Superman was called to defend those least like him. Spiderman is is forced to conceal his identity to protect those he loves. Perhaps most noticeably, the X-Men are defined by being the “other”, hated and feared in equal measure, becoming an image of oppressed minorities, specifically the GLBT community.
Few people feel more different than teenagers, especially teenage girls. But a nerdy, female, Muslim teenager unexpectedly gifted with superpowers?
Now that is something truly different.
“Ms. Marvel, #1: Meta Morphosis,” by writer G. Willow Wilson (herself a Muslim convert) and artist Adrian Alphona, tackles just such a topic in the person of Kamala Kahn. A normal teenage girl, Kamala writes Avengers fan-fic (a wonderfully meta touch), negotiates a fraught relationship with her immigrant, Pakistani parents, and, oh yeah, is mysteriously gifted with superpowers after the events of “Inhumanity” led to the awakening of latent genetic abilities (most noticeably the ability to manipulate the size, shape and appearance of her body). As Wilson said in a interview prior to the comics’ release;
Islam is both an essential part of her identity and something she struggles mightily with. She’s not a poster girl for the religion, or some kind of token minority. She does not cover her hair –most American Muslim women don’t—and she’s going through a rebellious phase. She wants to go to parties and stay out past 9 PM and feel “normal.” Yet at the same time, she feels the need to defend her family and their beliefs.

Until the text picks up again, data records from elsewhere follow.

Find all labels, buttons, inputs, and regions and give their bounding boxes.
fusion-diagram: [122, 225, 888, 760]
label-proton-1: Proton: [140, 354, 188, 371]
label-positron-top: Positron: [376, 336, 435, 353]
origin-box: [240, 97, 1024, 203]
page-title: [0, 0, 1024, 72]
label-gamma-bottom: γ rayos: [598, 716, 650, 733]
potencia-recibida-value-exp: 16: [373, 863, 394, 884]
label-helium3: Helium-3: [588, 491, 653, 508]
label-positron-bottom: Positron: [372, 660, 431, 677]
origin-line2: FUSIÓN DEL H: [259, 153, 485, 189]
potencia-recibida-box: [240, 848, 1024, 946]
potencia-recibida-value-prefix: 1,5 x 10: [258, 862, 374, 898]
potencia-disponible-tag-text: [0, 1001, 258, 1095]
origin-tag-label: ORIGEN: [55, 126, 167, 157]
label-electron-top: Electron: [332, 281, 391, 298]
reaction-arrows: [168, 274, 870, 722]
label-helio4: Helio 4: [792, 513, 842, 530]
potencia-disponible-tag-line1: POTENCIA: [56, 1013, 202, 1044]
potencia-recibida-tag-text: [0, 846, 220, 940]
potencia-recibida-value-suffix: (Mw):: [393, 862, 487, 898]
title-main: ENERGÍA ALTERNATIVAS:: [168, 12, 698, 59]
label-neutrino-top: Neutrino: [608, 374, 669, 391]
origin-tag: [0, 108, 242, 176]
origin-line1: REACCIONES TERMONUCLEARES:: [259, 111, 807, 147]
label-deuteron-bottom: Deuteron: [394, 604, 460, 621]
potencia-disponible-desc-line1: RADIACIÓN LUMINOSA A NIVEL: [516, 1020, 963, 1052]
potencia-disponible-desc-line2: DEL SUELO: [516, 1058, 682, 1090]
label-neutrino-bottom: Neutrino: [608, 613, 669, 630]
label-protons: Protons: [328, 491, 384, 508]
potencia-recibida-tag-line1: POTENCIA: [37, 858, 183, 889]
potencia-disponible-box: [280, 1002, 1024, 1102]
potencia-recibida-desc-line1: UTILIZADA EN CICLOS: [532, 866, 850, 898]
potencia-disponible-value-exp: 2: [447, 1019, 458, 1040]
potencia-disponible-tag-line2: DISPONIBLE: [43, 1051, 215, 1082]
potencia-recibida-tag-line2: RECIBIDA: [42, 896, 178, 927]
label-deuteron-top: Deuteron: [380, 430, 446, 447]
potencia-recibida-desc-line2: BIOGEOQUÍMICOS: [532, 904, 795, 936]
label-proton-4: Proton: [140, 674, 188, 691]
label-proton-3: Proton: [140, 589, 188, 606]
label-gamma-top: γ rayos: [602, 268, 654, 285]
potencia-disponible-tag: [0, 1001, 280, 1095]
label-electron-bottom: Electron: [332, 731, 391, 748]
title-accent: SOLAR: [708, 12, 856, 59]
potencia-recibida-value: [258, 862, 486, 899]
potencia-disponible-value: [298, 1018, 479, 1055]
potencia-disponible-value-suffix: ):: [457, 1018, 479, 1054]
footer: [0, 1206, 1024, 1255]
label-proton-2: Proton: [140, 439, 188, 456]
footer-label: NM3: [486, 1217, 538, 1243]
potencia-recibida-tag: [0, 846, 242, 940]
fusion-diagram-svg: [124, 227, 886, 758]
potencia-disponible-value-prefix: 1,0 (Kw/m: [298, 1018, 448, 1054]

Ms. Marvel was lauded upon it’s release, and with good reason. Having a Muslim lead for the first time in Marvel’s history would be accomplishment enough, let alone doing so while rebooting a beloved, decades old character (one frequently outfitted in, we’ll say, provocative clothing). But Ms. Marvel also stands out for it’s finely observed relationships, it’s empathetic portrayal of the immigrant experience, and its beautiful, distinctive art, looking more like an “indie” comic than typical superhero fare. For example, here is a typical panel, remarkable if only for its rich depiction of family life familiar to any person, Muslim or not.
Ms. Marvel only suffered in my mind from being so universally lauded upon it’s release that it almost assuredly could not completely live up to the hype. Taken on it’s own, however, it is humane, thrilling look at the origins of a superhero that is the face of a new America.